Die Platzhaltersuche beachtet Groß-/Kleinschreibung, was unter Windows zu Problemen führen kann. Sie können auf die harte Tour erzwingen, dass Groß-/Kleinschreibung ignoriert wird, indem Sie Buchstabenpaare angeben Um z.B. *.tmp auszuschließen *.[Tt][Mm][Pp].

Subversion benutzt diesen Mustervergleich für jeden Pfad, der für eine Aktion verwendet wird. Diese Pfade sind im Allgemeinen relativ zu dem Verzeichnis, das importiert, hinzugefügt oder übertragen wird. Der Mustervergleich muss demzufolge berücksichtigen, dass Pfade vor dem Dateinamen stehen können.

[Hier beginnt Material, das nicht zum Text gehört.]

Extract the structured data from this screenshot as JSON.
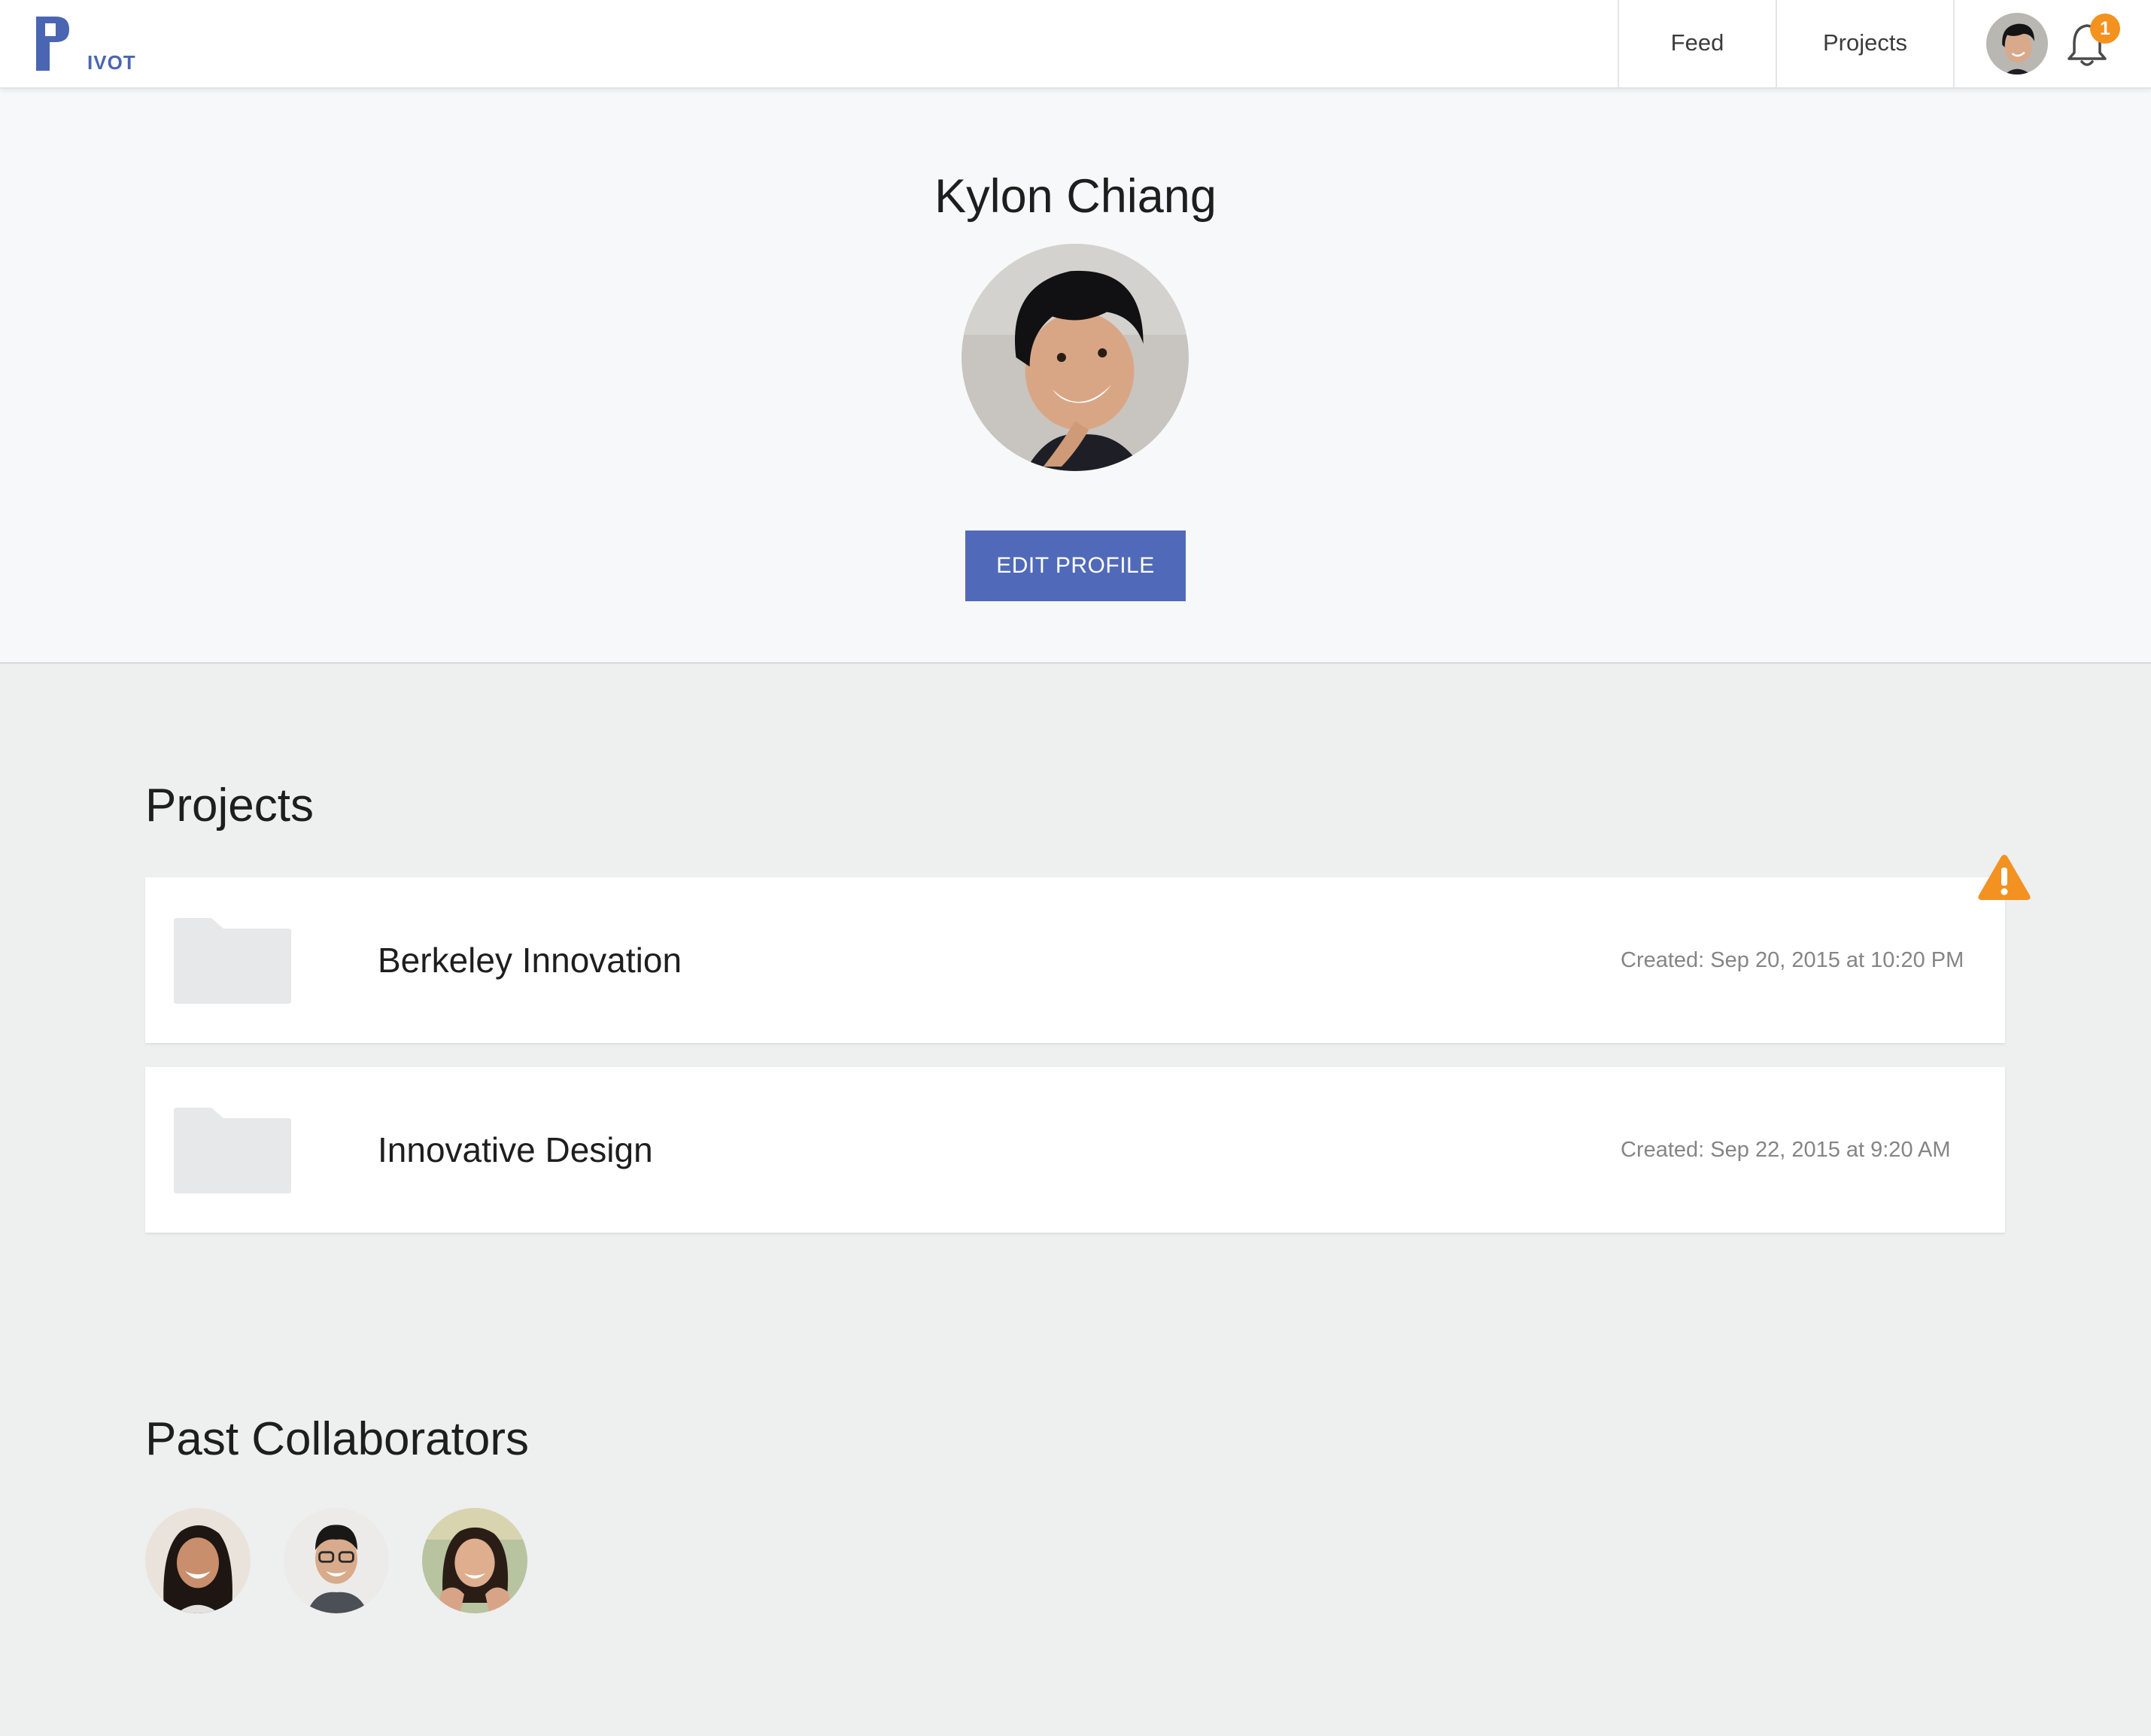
{
  "brand": {
    "logo_text": "IVOT",
    "logo_color": "#4a66b2"
  },
  "nav": {
    "feed_label": "Feed",
    "projects_label": "Projects",
    "notification_count": "1",
    "badge_color": "#f4921f"
  },
  "profile": {
    "name": "Kylon Chiang",
    "edit_button_label": "EDIT PROFILE",
    "button_color": "#506ab9"
  },
  "projects_section": {
    "title": "Projects",
    "items": [
      {
        "name": "Berkeley Innovation",
        "created": "Created: Sep 20, 2015 at 10:20 PM",
        "icon": "folder-icon",
        "warning_icon": "warning-icon"
      },
      {
        "name": "Innovative Design",
        "created": "Created: Sep 22, 2015 at 9:20 AM",
        "icon": "folder-icon"
      }
    ]
  },
  "collaborators_section": {
    "title": "Past Collaborators",
    "avatar_count": 3
  }
}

Falls Verzeichnisnamen in einem Pfad vorkommen, werden sie durch die Platzhaltersuche nicht abgeschnitten. Das Muster Fred.* stimmt mit Fred.c überein, aber nicht mit subdir/Fred.c. Dies spielt dann eine Rolle, wenn Sie einen Ordner hinzufügen, der zu ignorierende Dateien enthält, weil den Dateinamen beim Vergleich der Ordnername vorangestellt wird.

Das / Zeichen wird beim Mustervergleich nicht gesondert behandelt. Auf das Muster abc*xyz würde sowohl abcdxyz, als auch abcdir/subdir/anything/morexyz passen.

Um z.B. alle CVS Ordner zu ignorieren, sollten Sie entweder das Muster *CVS oder noch besser, das Paar CVS */CVS angeben. Die erste Variante funktioniert, würde aber auch ThisIsNotCVS ausschließen. */CVS alleine schließt direkte CVS Unterordner nicht aus, und CVS alleine würde nur diese, aber keine weiteren Unterordner ausschließen.

Eine offizielle Definition für Platzhalterzeichen findet sich in der IEEE für die „Shell Command Language“ im Abschnitt Pattern Matching Notation.